After Cannes, though, the film virtually disappeared - for over 40 years.

There's only one copy of it - a faded print that has yet to be restored (did you hear that, Mr. Coppola?).

A new group called The Chicago Cinema Forum arranged the screening - which consisted of a DVD of that faded print being projected onto a screen.

Still, it was mind-blowing: part documentary and mostly fiction that used non-actors doing their real jobs.

The first segment concerned a mahout (elephant handler) in Karnataka, and was a lyrical examination of their daily life; for three hours each day the elephants push down trees and gracefully haul massive logs between tusks and trunk to a truck, where they gently set them down. This mesmerizing scene went on for some time, and the only sound was of the bells that hung around the elephants' necks. After three hours of work, the elephants were finished for the day. But not the mahouts. They spent the rest of the day washing, massaging, reassuring, feeding and caring for them. There were some really funny elements - including a subplot about elephants mating and the mahout finding his own mate in which it was noted that "after 10 months of pregnancy the female wants nothing to do with the male." And seeing long, lingering shots of an audience of villagers staring staring stonefaced at a raucous puppet show made me realize how stupid we all look while watching movies....

The second segment was about an East Bengali refugee who'd helped build a new dam and was being relocated to a new site. The third concerned an elder gent who lived in a village and spent his time contemplating nature in the vast nearby jungle.




The part fourth seemed to be a documentary about a heat wave -- all of the animals went into the water in order to cool off, and humans did the bare minimum to survive -- but then it focused on an old man who was walking to a fair in a nearby town with a performing monkey on his shoulder.

The man keeled over from the heat, face-up in the middle of the desert.
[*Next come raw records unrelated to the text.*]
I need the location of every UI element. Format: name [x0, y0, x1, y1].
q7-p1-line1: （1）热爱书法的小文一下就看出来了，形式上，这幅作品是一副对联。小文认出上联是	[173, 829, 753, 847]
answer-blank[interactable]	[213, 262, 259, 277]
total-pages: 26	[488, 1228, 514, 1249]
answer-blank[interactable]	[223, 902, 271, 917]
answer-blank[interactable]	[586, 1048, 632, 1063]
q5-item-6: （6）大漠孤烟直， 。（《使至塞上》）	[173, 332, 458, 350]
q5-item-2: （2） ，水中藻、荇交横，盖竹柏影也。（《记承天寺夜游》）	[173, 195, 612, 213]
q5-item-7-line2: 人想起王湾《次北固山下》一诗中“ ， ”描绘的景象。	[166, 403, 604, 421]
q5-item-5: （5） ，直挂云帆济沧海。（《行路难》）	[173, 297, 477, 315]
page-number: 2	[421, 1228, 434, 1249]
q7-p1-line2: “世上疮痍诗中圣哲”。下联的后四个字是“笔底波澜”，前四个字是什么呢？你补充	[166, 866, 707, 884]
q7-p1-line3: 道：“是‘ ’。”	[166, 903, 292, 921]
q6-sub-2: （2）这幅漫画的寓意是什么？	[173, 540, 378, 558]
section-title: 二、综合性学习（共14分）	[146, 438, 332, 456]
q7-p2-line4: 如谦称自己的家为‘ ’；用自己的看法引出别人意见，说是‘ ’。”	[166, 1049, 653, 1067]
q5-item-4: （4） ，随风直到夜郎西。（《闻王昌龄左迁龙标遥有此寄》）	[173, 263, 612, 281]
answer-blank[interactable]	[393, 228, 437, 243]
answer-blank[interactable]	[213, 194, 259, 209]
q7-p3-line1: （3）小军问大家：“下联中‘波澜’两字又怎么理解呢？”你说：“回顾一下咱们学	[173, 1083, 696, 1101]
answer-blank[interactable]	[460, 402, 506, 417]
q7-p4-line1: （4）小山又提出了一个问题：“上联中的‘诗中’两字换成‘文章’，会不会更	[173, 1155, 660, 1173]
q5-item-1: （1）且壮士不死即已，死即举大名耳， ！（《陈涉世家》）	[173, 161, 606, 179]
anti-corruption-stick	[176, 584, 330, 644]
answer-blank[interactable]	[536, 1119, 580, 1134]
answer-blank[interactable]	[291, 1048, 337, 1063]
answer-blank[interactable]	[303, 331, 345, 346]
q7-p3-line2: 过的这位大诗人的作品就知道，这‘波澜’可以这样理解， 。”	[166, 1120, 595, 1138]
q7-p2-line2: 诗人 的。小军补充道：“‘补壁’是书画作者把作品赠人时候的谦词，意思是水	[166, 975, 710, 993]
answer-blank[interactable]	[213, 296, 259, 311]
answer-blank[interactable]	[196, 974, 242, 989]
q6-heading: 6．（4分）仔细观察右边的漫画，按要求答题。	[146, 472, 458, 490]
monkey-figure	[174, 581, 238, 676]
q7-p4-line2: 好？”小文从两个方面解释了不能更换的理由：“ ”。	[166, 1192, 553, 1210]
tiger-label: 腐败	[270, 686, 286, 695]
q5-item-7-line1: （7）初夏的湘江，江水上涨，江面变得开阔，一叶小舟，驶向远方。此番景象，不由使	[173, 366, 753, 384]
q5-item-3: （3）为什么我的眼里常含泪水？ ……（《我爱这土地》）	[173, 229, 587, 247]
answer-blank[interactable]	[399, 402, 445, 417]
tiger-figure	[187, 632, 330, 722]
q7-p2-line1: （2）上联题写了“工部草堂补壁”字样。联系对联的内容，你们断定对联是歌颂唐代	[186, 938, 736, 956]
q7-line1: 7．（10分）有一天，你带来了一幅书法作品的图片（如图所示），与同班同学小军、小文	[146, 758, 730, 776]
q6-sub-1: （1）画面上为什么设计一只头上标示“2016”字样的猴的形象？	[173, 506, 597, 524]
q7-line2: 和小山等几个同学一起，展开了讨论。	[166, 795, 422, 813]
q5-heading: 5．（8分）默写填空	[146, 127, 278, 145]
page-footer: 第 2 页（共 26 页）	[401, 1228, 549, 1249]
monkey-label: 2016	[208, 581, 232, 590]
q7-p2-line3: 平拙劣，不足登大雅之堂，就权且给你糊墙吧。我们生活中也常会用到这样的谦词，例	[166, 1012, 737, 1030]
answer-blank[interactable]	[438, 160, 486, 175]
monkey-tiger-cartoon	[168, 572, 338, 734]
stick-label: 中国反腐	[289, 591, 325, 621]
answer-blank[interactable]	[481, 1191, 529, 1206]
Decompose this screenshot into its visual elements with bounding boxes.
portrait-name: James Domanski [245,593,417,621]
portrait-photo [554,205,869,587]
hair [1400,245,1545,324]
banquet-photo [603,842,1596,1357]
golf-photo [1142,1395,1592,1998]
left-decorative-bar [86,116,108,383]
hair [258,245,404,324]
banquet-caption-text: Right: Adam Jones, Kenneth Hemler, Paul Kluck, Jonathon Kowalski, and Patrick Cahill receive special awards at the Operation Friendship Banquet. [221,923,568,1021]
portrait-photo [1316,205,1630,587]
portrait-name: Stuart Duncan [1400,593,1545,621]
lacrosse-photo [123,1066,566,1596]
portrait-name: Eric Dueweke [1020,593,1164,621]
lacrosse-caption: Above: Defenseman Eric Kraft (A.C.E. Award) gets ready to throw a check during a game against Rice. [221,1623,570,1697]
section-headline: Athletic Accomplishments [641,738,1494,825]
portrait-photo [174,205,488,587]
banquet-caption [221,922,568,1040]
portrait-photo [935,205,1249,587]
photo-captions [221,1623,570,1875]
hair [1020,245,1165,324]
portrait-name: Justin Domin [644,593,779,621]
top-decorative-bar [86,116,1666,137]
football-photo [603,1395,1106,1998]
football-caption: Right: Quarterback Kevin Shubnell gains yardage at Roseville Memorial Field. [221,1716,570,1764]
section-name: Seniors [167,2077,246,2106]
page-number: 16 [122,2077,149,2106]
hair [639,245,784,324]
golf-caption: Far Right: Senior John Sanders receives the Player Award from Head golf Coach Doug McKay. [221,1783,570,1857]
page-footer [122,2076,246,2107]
The monkey, wearing a shirt and pants and attached to a chain, did not know what to do.

The vultures started to gather.

First the monkey tried to revive his master, poking its head under his shirt and squealing. No response.

The vultures came closer.

The monkey, still chained, went over to the man's face and began grooming him. He hugged his head. He burrowed his head in his neck. He hid under his shirt. Nothing.

More vultures arrived.

The monkey had that chain around his neck, and you feared he'd be attacked, too.

I was becoming quite upset, until I remembered that the monkey was an actor and I was watching a movie.

The monkey eventually stood up on top of the man and jumped and screamed at the vultures.

They did not go away.

In fact, they came closer.

Finally, at the very last minute, the monkey fled; apparently the chain wasn't attached after all.

But that wasn't the end of his saga.

He made his way to the fair, and did his performance. Out of habit, he collected money from the audience - even though he had no use for it.

Then he found a place to spend the night.

The wild monkeys wanted nothing to do with him with his chain and clothes and "human smell."

(I saw this as a commentary on the lot of post-Independence Indians who had worked for the British).

The monkey was weak and on his last legs when the narrator said that he finally found a new master - and a new profession.

The next scene showed him waiting his turn as another monkey performed a frenzied, daring trapeze act.

Girish Shambu's review equates the four segements of the film with the four stages of life in the Hindu, Vedic tradition.




Some background:

Apparently, in 1957, Rossellini was invited by Indian Prime Minister Jawaharlal Nehru to make a documentary about India in order to boost the Indian Films Division, and this was the result.


From Wikipedia:

Though married to Ingrid Bergman, he had a torrid affair with Sonali Das Gupta, a screenwriter, who was helping develop vignettes for the film.[1]

Given the climate of the 1950s this led to a huge scandal in both Hollywood and India. Nehru had to ask Rossellini to leave. He married Sonali in 1957 and adopted her young son, Gil Rossellini (born October 23, 1956). Rossellini and Sonali had a daughter together - Raffaella Rossellini (born 1958).


No word on whether or not she too became an actress.